To get the car to 70 rather than 60 must use more fuel but only an imeassurable amount.
Kinetic energy is ½mv², and let's assume your car is 1500kg. 60mph is ~27m/s; 70mph is ~31m/s.
At 60mph, your car has a kinetic energy of ½×1500×27² = 547kJ. At 70mph, it's ½×1500×31² = 721kJ, a difference of 174kJ.
Internal combustion engines run at an average efficiency of about 20% and a maximum of no more than 40%. As high load is where engines are more efficient, let's use 33.3% (1/3) as the number to make the maths easier. Ignoring friction and additional wind resistance for the moment, our engine needs to burn 174×3 = 522kJ of fuel to generate the required additional kinetic energy.
Petrol has an energy density of 32MJ/litre; diesel is around 36MJ/litre; 522kJ is thus somewhere between 1/60 and 1/70 of a litre; about a tablespoon extra over the time you take to change speed.
So accelerating from 60mph to 70mph costs you about 2p on top of the fuel you're using to maintain the 60mph in the first place.
522kJ is about 26g of Mars Bar; a so-called "fun size" Mars Bar is just under 20g.
When the car is at 70 would it not then take the same amount of mpg to keep it there?
With frictionless bearings and tyres in a vacuum, yes, it would. As already stated, the majority of drag on a car at speed is wind resistance.
If you've ever ridden a bicycle with multiple gears, you'll realize that on the flat, your maximum speed is not regulated by your legs' maximum rotation. A bike and rider are pretty poor aerodynamically, so at only 20mph, 80% of the energy exerted by the rider is in overcoming wind resistance, and that goes up with the square of the speed.

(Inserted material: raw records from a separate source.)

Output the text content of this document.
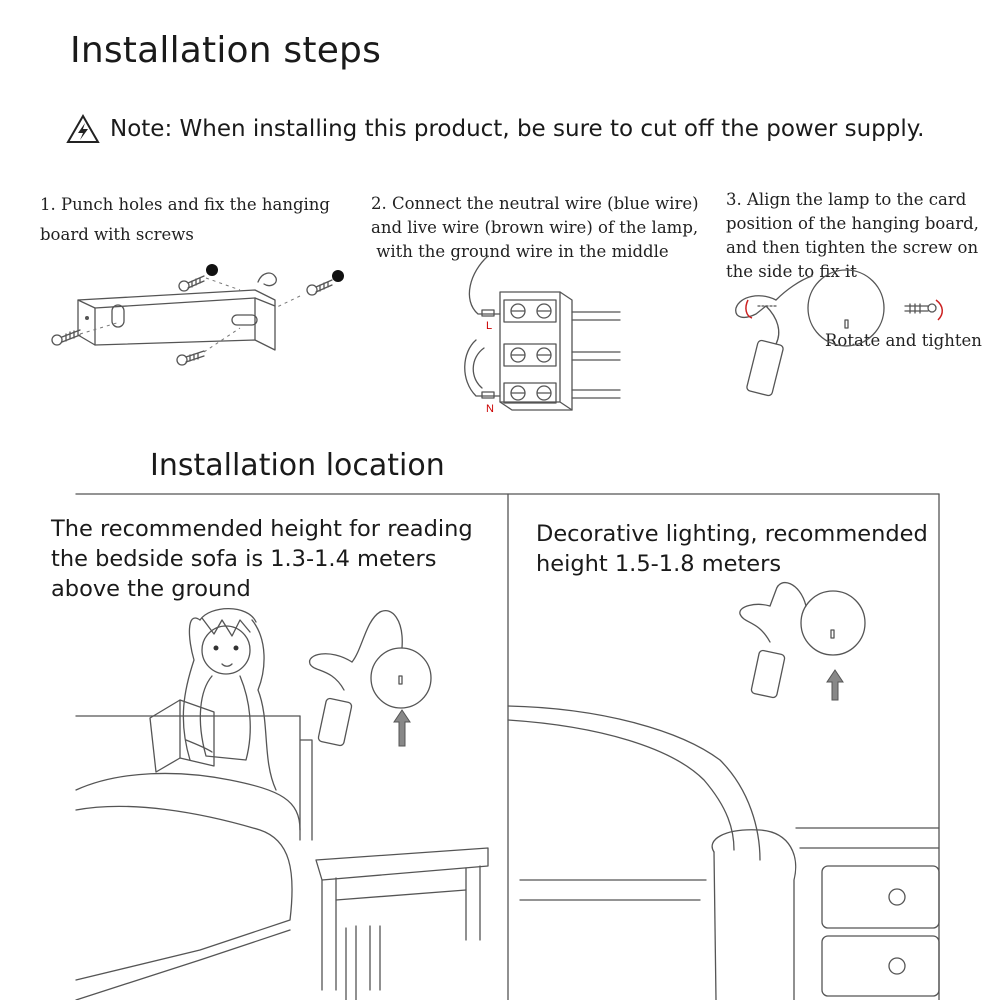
Installation steps
Note: When installing this product, be sure to cut off the power supply.
1. Punch holes and fix the hanging
board with screws
2. Connect the neutral wire (blue wire)
and live wire (brown wire) of the lamp,
with the ground wire in the middle
3. Align the lamp to the card
position of the hanging board,
and then tighten the screw on
the side to fix it
Rotate and tighten
Installation location
The recommended height for reading
the bedside sofa is 1.3-1.4 meters
above the ground
Decorative lighting, recommended
height 1.5-1.8 meters
L
N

A car is in exactly the same position, but with better aerodynamics and stronger "legs", the numbers are just a bit higher.
If your postulate were correct, cars would be unlimited in their top speed — a small engine would eventually provide the energy to get to any speed and hold it there. That's clearly not the case, though, which is why you need the best part of a thousand horsepower to get to 250mph.
The optimum speed for economy in any car is slow: I'd guess around 30mph depending on the gearing. The myth that 55 or 56mph is optimum comes from the old days of fuel consumption measurement when figures were quoted at constant 56 and constant 75mph. Many cars' designs (engine/gearing matches) were influenced by the desire to give good 56mph figures, but that's still too fast for best economy as the wind resistance is dominating at that speed.
In summary, drive at a speed you're comfortable with, bearing in mind that the faster you go, the worse your economy gets at a worse-than-linear rate.